Mad Catz gaming console will support Google Play out of the box
When the Ouya was first announced, the idea was met with quite a few mixed opinions. Some felt the idea of an Android gaming micro-console was an odd proposition, others felt it was genius. Since then, we’ve seen quite a few companies rise up with their own Android gaming system offerings, such as the Gamestick or Bluestacks Gamepop. Now well-known accessory maker Mad Catz is jumping into the fray as well.
First, its worth noting that the pictured device is a prototype, and while the looks could end up staying the same – the hardware specs aren’t 100% official just yet. We do know that the plan is for the M.O.J.O to feature 16GB internal storage when it ships, as well as microSD, Bluetooth Smart 4.0 (when the next Android version ships apparently), two USB ports, HDMI, a headphone port and Wi-Fi.
When it comes to controllers, the Mad Catz M.O.J.O will use a modified Mad Catz C.T.R.L.R Bluetooth Controller and will also have support for mice and other peripherals. As for the processor? Mad Catz reports that they are investigating using the Tegra 4 in its final hardware, but hasn’t officially committed to any particular ARM processor.
What makes the Project M.O.J.O. different?
What really makes the Mad Catz console different from competitors is that they aren’t interested in creating a special app library or customized UI for it to work. Apparently the console will directly support Google Play and Amazon AppStore apps, right out of the box. Of course that also limits the possibility exclusives for the console — but regardless, having Google Play is nothing short of good news.
When it comes down to success in the micro-console market, it will likely be determined by a combination of factors such as games library, controller/console design and pricing. With a lighter form factor than even the Ouya and the full power of Google Play, Mad Catz is looking good when it comes to the first two factors.

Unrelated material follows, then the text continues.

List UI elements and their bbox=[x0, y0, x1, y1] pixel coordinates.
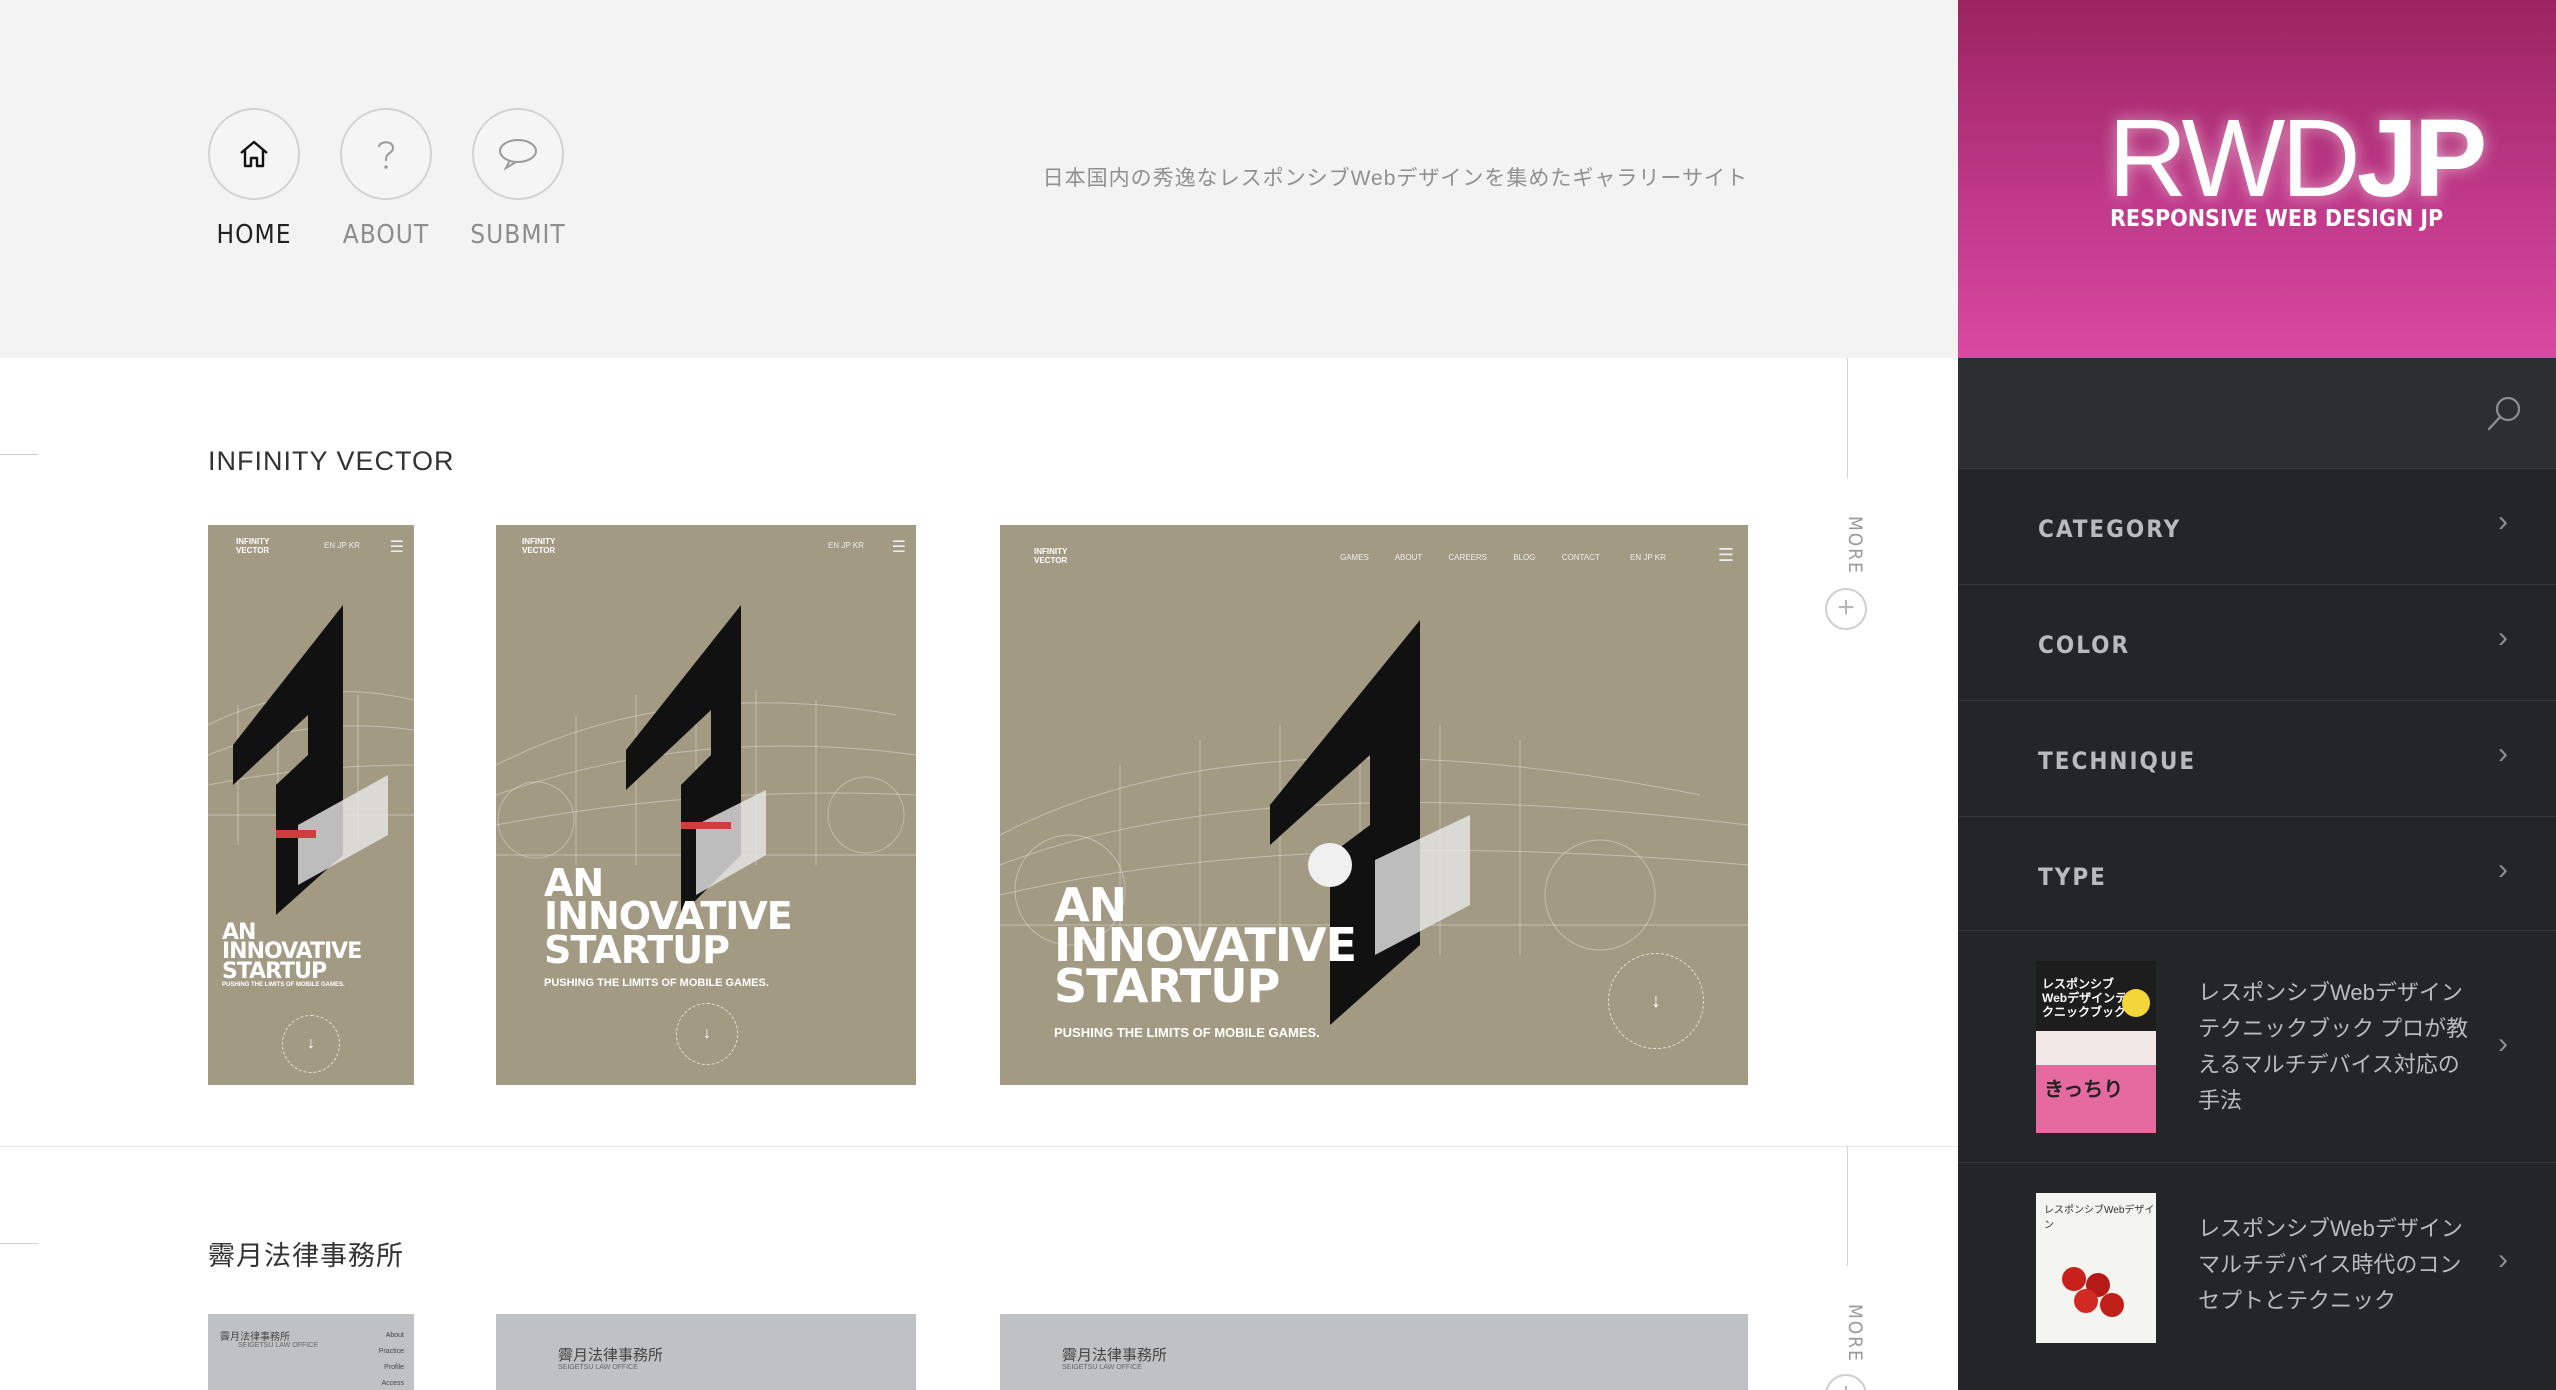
more-label[interactable]: MORE bbox=[1830, 1304, 1866, 1363]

As for pricing? If the system does come with a Tegra 4 processor, this will pretty much be guaranteed to cost more than the Ouya’s $99 price tag. Still, if Mad Catz can ensure it doesn’t cost too much more, it could have the chance to give its competition a real run for the money.
What do you think of the Mad Catz system, based on what we know? Provided its powered by a Tegra 4 processor, how much would you pay for it?